El liderazgo alemán
Alemania tiene todo el derecho a seguir la política exterior que considere oportuna para defender sus valores e intereses. Sin embargo, no es de recibo que mantenga una posición en Bruselas y otra en Beijing
Alemania es la primera potencia europea en términos demográficos y económicos. Su situación geográfica, en el centro del Viejo Continente, les sitúa en la proximidad de muchos de los Estados europeos. En pleno proceso de integración continental y en el marco de un cambio de época, de una profunda crisis económica y de una quiebra del «orden liberal», el Gobierno de Berlín tiene la obligación, que no la opción, de proponer políticas coherentes para superar la situación de la mejor manera posible.

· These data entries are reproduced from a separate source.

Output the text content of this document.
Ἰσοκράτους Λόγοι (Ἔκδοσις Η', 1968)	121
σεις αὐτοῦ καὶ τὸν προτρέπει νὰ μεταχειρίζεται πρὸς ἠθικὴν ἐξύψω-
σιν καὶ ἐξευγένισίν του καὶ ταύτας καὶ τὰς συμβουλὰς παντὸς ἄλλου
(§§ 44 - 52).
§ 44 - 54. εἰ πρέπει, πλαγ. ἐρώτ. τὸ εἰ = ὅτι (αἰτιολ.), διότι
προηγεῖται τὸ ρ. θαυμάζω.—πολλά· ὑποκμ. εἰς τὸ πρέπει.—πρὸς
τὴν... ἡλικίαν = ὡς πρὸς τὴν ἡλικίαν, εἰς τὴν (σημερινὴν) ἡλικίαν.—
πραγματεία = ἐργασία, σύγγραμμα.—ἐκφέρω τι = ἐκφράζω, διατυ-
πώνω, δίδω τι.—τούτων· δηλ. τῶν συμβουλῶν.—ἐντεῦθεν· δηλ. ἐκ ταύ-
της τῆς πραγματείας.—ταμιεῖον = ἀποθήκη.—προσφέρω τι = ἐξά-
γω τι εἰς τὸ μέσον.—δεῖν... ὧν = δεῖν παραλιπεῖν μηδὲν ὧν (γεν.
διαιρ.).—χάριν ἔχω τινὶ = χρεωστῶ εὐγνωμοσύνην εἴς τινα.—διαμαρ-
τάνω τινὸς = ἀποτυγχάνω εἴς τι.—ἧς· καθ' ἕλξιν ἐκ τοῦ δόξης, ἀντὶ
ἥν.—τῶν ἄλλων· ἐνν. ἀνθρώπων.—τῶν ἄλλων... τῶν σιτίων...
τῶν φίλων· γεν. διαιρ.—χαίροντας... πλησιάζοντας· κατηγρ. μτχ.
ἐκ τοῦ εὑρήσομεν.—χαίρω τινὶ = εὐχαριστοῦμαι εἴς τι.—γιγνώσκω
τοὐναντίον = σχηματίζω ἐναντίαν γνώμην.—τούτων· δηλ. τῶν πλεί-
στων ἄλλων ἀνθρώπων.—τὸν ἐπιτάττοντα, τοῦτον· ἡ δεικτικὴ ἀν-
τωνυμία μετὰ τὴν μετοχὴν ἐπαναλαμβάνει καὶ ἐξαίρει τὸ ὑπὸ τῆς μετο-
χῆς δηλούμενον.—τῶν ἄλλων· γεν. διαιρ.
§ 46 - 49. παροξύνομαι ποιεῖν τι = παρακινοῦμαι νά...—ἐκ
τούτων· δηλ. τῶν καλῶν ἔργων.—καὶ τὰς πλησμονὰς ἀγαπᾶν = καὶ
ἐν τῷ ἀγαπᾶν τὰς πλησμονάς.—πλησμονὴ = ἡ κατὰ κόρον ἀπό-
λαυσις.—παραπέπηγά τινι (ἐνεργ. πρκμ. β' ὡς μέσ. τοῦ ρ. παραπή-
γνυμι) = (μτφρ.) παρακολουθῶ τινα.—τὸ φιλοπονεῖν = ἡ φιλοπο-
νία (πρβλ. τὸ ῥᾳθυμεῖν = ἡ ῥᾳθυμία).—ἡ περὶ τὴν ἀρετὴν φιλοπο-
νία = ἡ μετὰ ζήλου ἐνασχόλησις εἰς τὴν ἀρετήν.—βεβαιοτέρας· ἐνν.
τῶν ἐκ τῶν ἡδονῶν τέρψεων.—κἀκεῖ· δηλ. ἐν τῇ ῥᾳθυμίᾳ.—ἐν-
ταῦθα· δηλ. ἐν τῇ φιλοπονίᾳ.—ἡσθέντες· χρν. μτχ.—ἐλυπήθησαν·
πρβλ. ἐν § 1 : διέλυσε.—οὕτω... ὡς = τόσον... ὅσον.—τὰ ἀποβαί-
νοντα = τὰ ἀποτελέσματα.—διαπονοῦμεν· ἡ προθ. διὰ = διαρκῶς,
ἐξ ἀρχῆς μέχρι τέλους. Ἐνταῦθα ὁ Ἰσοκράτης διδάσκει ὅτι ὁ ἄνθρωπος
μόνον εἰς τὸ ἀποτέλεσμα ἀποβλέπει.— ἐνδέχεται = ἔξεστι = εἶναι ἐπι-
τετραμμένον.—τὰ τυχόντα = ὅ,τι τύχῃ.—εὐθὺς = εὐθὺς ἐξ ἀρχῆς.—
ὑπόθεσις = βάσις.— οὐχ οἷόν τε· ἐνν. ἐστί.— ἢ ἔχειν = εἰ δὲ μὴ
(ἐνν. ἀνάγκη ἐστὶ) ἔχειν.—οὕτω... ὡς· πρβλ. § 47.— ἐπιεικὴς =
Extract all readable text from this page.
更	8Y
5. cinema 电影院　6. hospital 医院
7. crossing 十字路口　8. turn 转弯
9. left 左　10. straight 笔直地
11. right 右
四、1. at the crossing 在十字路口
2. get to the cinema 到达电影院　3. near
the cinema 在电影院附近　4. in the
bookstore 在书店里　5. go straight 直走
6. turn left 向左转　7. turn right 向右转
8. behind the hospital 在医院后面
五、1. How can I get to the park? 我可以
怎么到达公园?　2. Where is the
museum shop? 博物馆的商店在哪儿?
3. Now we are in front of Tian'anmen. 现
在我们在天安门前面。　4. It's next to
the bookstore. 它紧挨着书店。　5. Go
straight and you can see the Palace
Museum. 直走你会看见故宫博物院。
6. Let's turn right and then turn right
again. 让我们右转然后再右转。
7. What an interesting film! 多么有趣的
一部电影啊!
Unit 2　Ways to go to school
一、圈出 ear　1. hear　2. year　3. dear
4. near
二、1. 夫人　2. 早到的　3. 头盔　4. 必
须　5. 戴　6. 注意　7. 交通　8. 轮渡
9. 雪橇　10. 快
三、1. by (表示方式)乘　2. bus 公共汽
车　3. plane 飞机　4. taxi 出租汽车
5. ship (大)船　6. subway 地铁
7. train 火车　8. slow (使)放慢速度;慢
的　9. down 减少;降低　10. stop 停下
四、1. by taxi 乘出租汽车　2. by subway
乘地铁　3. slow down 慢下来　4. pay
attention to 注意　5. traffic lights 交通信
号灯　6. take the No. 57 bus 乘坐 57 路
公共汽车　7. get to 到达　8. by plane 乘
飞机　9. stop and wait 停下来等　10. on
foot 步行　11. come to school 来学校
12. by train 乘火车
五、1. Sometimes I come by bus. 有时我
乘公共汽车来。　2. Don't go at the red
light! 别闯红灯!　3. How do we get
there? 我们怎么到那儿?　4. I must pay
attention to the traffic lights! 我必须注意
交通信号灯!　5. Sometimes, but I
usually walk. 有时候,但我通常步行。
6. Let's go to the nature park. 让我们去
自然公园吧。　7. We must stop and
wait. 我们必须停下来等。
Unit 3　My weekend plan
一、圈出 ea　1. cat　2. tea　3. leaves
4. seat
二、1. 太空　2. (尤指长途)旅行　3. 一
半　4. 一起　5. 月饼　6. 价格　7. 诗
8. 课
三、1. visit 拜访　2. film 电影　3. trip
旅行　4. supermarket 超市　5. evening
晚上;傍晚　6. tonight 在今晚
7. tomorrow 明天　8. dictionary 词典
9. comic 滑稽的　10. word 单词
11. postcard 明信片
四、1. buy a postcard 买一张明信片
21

Alemania es un país marcado por dos guerras mundiales y el Holocausto, lo que le lleva a una acción exterior limitada, salvo en los aspectos comerciales, donde se muestra segura de sí misma. La gravedad de la actual situación no se puede entender sin tener en cuenta la errónea estrategia seguida con Rusia, a pesar de que se le avisara insistentemente a lo largo de los años de los riesgos que conllevaba. Es verdad, no sólo Alemania desarrolló una política errónea, pero su responsabilidad es mayor.
El Gobierno de Berlín tardó en rectificar, lo que era comprensible dado el acuerdo político y el compromiso empresarial con la anterior estrategia. De mala gana llegó el mea culpa y los nuevos compromisos, recogidos en las declaraciones de la Unión Europea y en el Concepto Estratégico de la Alianza Atlántica. Rusia era formalmente una «amenaza» y China un «riesgo sistémico». Comenzaba una nueva época y con ella el reto de mantener a ambas entidades cohesionadas en torno a un nuevo posicionamiento.
El canciller alemán ha viajado a Beijing acompañado por un importante número de empresarios. Es la primera visita de un mandatario europeo desde el inicio de la guerra de Ucrania. No de cualquier mandatario, hablamos del canciller de la primera potencia continental. La visita trató de ser modificada por la diplomacia francesa, haciéndola conjunta. Se trataba de proyectar la imagen de que se estaba representando a la Unión. Alemania rechazó la oferta e insistió en que era una iniciativa alemana que respondía a intereses alemanes.
Mientras tanto, el Gobierno alemán aceptaba que la empresa china COSCO asumiera el control de una de las terminales del puerto de Hamburgo, a pesar de la preocupación del bloque occidental por la creciente influencia china en la gestión de puertos en todo el planeta. Era un gesto de buena disposición que se enviaba desde Berlín a Beijing para facilitar las negociaciones comerciales. El canciller Scholz ha hecho declaraciones sobre la importancia de la relación entre ambos países, marcando distancias con la diplomacia norteamericana y, sobre todo, con las posiciones oficiales de la Unión Europea y la Alianza Atlántica.
Alemania tiene todo el derecho a seguir la política exterior que considere oportuna para defender sus valores e intereses. Sin embargo, no es de recibo que mantenga una posición en Bruselas y otra en Beijing. ¿Cómo se compagina la demanda de convertir a la Unión en un «actor estratégico» con la reivindicación de una autonomía alemana determinada por sus intereses económicos? ¿Cómo reconocemos que China es un «reto sistémico» mientras Alemania refuerza allí sus inversiones? ¿Cómo es posible que Alemania reconozca el error de asumir dependencias críticas en el pasado con Rusia para ahora incrementarlas con China?
Desde Moscú y Beijing se da por sentado que el bloque occidental carece de la cohesión necesaria para mantener el pulso recogido en el Concepto Estratégico aprobado en Madrid. El tiempo les dará o no la razón. De lo que hoy ya no tenemos duda es de que el viaje del canciller alemán ha ofrecido al mundo una imagen de debilidad e incoherencia realmente sorprendente. Tanto es así que las voces críticas han surgido del propio Gobierno y del conjunto del parlamento alemán. Los medios de comunicación tratan de explicar tamaña incoherencia. La frágil mayoría parlamentaria se resquebraja y veremos si es capaz de aguantar el resto de la legislatura.
Scholz nos ha convencido de que Alemania no está en condiciones de liderar la Unión Europea. Su posición política es débil y su diplomacia errática e incoherente. No nos engañemos, no hay alternativa. Francia, la segunda gran potencia, está igualmente dividida… Quizás no sea el momento de reivindicar la condición de «actor estratégico». Seamos más humildes y sensatos, tratemos de poner orden en casa y exijamos a nuestros dirigentes un mínimo de coherencia.